讲座：Big 4 Auditors, Litigation Risk, and Disclosure Tone
题 目：Big 4 Auditors, Litigation Risk, and Disclosure Tone
讲座嘉宾：Ling Lei Lisic，Associate Professor, Department of Accounting and Information Systems, Pamplin College of Business, Virginia Polytechnic Institute and State University
地 点：上海交通大学 徐汇校区包图A303室
“We examine the effect of Big 4 auditors on management’s use of optimistic language in audited financial reports. While regulators and practitioners consider the audit of disclosures to be increasingly important, empirical evidence of an auditor’s effect on management’s qualitative disclosure choices is limited. Focusing on the notes to the financial statements, which are the primary disclosure item subject to audit, we find that the tone of the qualitative footnote disclosures is significantly more reflective of bad economic news in the presence of a Big 4 auditor compared with a non-Big 4 auditor. This Big 4 effect on footnote disclosure tone is more pronounced for the subsample of companies with high litigation risks. Our inferences continue to hold for matched samples constructed using coarsened exact matching and entropy balancing to control for inherent differences between clients of Big 4 and non-Big 4 auditors. In contrast, when we examine Management’s Discussion and Analysis, which is not subject to audit, we do not find a Big 4 effect on the sensitivity of its tone to bad news. Our results are consistent with higher litigation exposure motivating Big 4 auditors to constrain management’s use of optimistic language while auditing financial reports. This research provides new evidence to the ongoing regulatory discussions regarding the value of auditing disclosures.”

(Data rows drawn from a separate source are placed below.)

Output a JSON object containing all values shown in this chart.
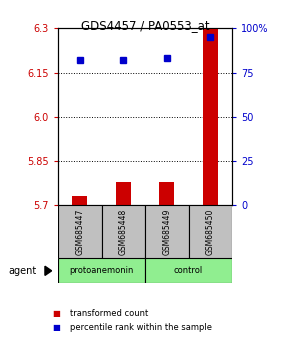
{
  "title": "GDS4457 / PA0553_at",
  "samples": [
    "GSM685447",
    "GSM685448",
    "GSM685449",
    "GSM685450"
  ],
  "bar_values": [
    5.73,
    5.78,
    5.78,
    6.3
  ],
  "bar_baseline": 5.7,
  "percentile_values": [
    82,
    82,
    83,
    95
  ],
  "bar_color": "#CC0000",
  "dot_color": "#0000CC",
  "ylim_left": [
    5.7,
    6.3
  ],
  "ylim_right": [
    0,
    100
  ],
  "yticks_left": [
    5.7,
    5.85,
    6.0,
    6.15,
    6.3
  ],
  "yticks_right": [
    0,
    25,
    50,
    75,
    100
  ],
  "ytick_right_labels": [
    "0",
    "25",
    "50",
    "75",
    "100%"
  ],
  "grid_values": [
    5.85,
    6.0,
    6.15
  ],
  "group1_label": "protoanemonin",
  "group1_indices": [
    0,
    1
  ],
  "group2_label": "control",
  "group2_indices": [
    2,
    3
  ],
  "agent_label": "agent",
  "legend_red": "transformed count",
  "legend_blue": "percentile rank within the sample",
  "left_tick_color": "#CC0000",
  "right_tick_color": "#0000CC",
  "background_color": "#ffffff",
  "sample_box_color": "#c0c0c0",
  "group_color": "#90EE90"
}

Ling Lei Lisic joined the Pamplin College of Business at Virginia Tech in the fall of 2017 as an Associate Professor. Before this, she taught at George Mason University for nine years after receiving her Ph.D. from the University of Connecticut in 2008. Her research interests focus on archival tests of economic theories of auditing and financial accounting. Her research has appeared in premier business journals such as The Accounting Review,Journal of Accounting and Economics, Journal of Financial Economics,Production and Operations Management, and Contemporary Accounting Research. She has served as a guest editor for Journal of Business Researchand is currently on the editorial boards of Auditing: A Journal of Practice and Theory and Journal of International Accounting Research. She also serves as an ad hoc reviewer for many leading accounting journals such as The Accounting Review and Contemporary Accounting Research. She was a Co-Chair of the 2017 AAA Auditing Section Midyear Meeting and is the Chair of the Auditing Section Research Committee.
Her teaching interests are in auditing, financial accounting and managerial accounting, at the Ph.D., master, and undergraduate levels. She has taught Auditing and Intermediate Financial Accounting I to master and undergraduate students, Introductory Financial Accounting to master and undergraduate students, and Introductory Managerial Accounting to undergraduate students.